Comments on Avian Influenza

“We are filling up the barns but there clearly is at least a little bit of risk associated with that. We’ve heard a similar theory as to perhaps birds go south faster than they come north and they may not linger as long in the areas, and so that might be a positive factor. But I mean, at this point, it’s just such a wild card. I mean, this was an unprecedented incident already. We’re trying to learn from it, the government’s trying to learn from it. It could hit other parts of the country, it could hit another time of the year, it could go away, it could come back in a smaller manner.

And so, we’re trying to be ready for any contingency. And the best I can tell you right now is we haven’t had a system outbreak since early June and that frankly even if something did hit this fall, it won’t affect 2015 results. Because I mean, you just wouldn’t see the loss of bird flow that quickly. But by the time we’re talking again in November, we should have a much better sense of whether something seems to be occurring on a fall basis this year or not and what potential impact that might have. Even if nothing occurs, however, and as we indicated the last call, I mean with the 22-week lifespan and with egg shortages and so forth, I mean, we’re expecting volume struggles even in the first half of next year until we cycle through this”

Bird loss was 20%

“The bird loss, if you will, ended the system near 20%. And then when you netted it out and there’s some price differential here, I mean, it was a 12% sales drop. So, we were able to buy in some meat, mostly on the dark meat side during the quarter in order to try to mitigate that effect”

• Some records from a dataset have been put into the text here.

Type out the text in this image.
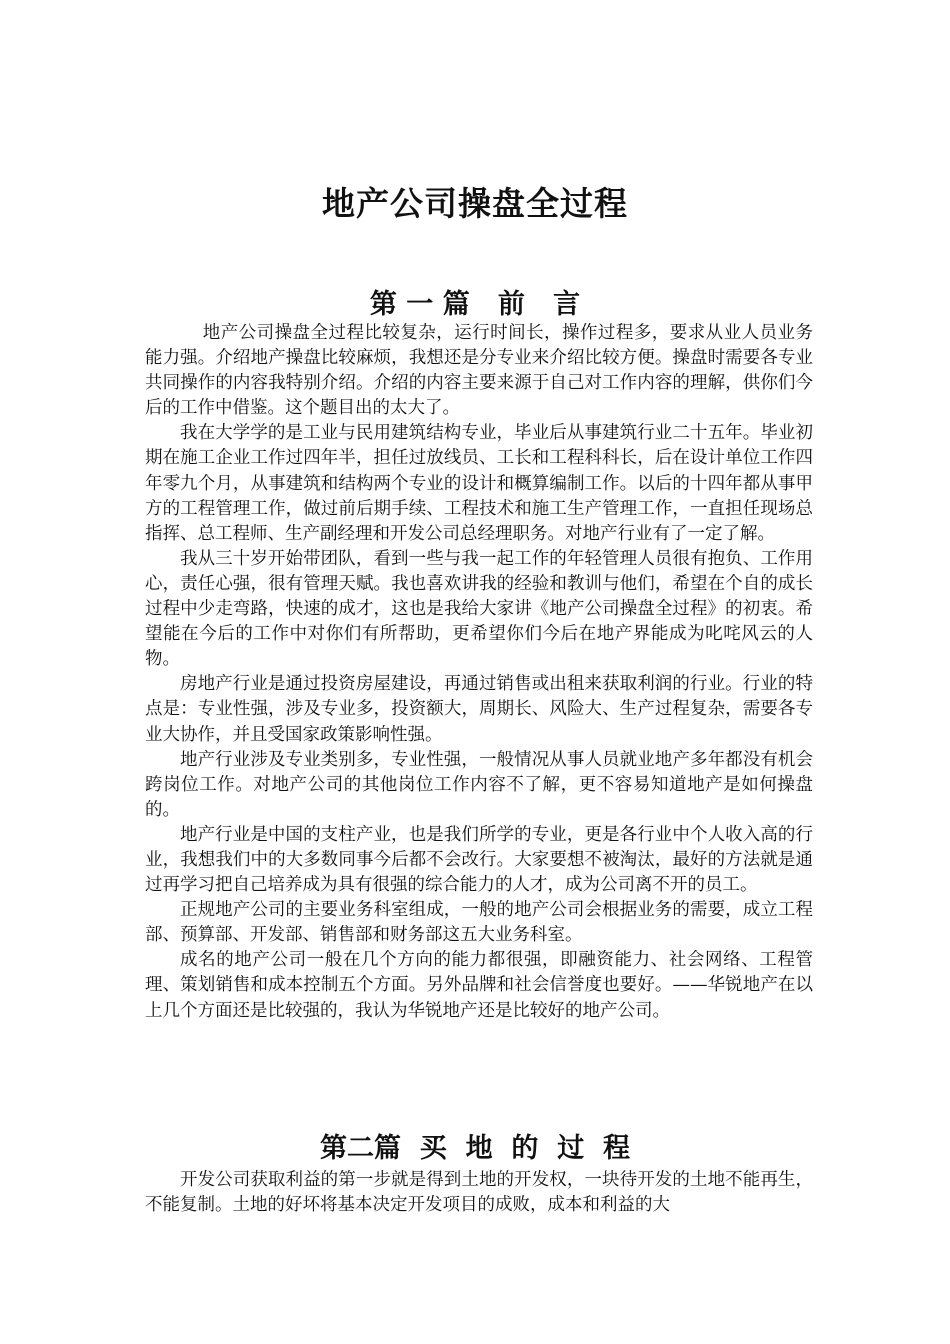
地产公司操盘全过程
第 一 篇   前   言

地产公司操盘全过程比较复杂，运行时间长，操作过程多，要求从业人员业务能力强。介绍地产操盘比较麻烦，我想还是分专业来介绍比较方便。操盘时需要各专业共同操作的内容我特别介绍。介绍的内容主要来源于自己对工作内容的理解，供你们今后的工作中借鉴。这个题目出的太大了。

我在大学学的是工业与民用建筑结构专业，毕业后从事建筑行业二十五年。毕业初期在施工企业工作过四年半，担任过放线员、工长和工程科科长，后在设计单位工作四年零九个月，从事建筑和结构两个专业的设计和概算编制工作。以后的十四年都从事甲方的工程管理工作，做过前后期手续、工程技术和施工生产管理工作，一直担任现场总指挥、总工程师、生产副经理和开发公司总经理职务。对地产行业有了一定了解。

我从三十岁开始带团队，看到一些与我一起工作的年轻管理人员很有抱负、工作用心，责任心强，很有管理天赋。我也喜欢讲我的经验和教训与他们，希望在个自的成长过程中少走弯路，快速的成才，这也是我给大家讲《地产公司操盘全过程》的初衷。希望能在今后的工作中对你们有所帮助，更希望你们今后在地产界能成为叱咤风云的人物。

房地产行业是通过投资房屋建设，再通过销售或出租来获取利润的行业。行业的特点是：专业性强，涉及专业多，投资额大，周期长、风险大、生产过程复杂，需要各专业大协作，并且受国家政策影响性强。

地产行业涉及专业类别多，专业性强，一般情况从事人员就业地产多年都没有机会跨岗位工作。对地产公司的其他岗位工作内容不了解，更不容易知道地产是如何操盘的。

地产行业是中国的支柱产业，也是我们所学的专业，更是各行业中个人收入高的行业，我想我们中的大多数同事今后都不会改行。大家要想不被淘汰，最好的方法就是通过再学习把自己培养成为具有很强的综合能力的人才，成为公司离不开的员工。

正规地产公司的主要业务科室组成，一般的地产公司会根据业务的需要，成立工程部、预算部、开发部、销售部和财务部这五大业务科室。

成名的地产公司一般在几个方向的能力都很强，即融资能力、社会网络、工程管理、策划销售和成本控制五个方面。另外品牌和社会信誉度也要好。——华锐地产在以上几个方面还是比较强的，我认为华锐地产还是比较好的地产公司。

第二篇  买  地  的  过  程

开发公司获取利益的第一步就是得到土地的开发权，一块待开发的土地不能再生，不能复制。土地的好坏将基本决定开发项目的成败，成本和利益的大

Lower volume hits margins when you have fixed costs

“When you’re that short in volume in your plants, that creates all sorts of overhead issues. When you literally don’t have products to sell, I mean, you’re losing that margin and that volume.”

We want to control our own destiny when it comes to pork supply

“our philosophy when it comes to pork is we do want to control our own destiny and we have for years, so even years ago when Oscar Mayer and Sara Lee chose to get out of being vertical in hog processing and rely on others for their meat supply, we made the decision to stick with it. And frankly, as the industry consolidates, to me that decision is even more firm that we need to be able to control our own destiny. That being said, we’ve never tried to be one of the big players when it comes to pork slaughter.”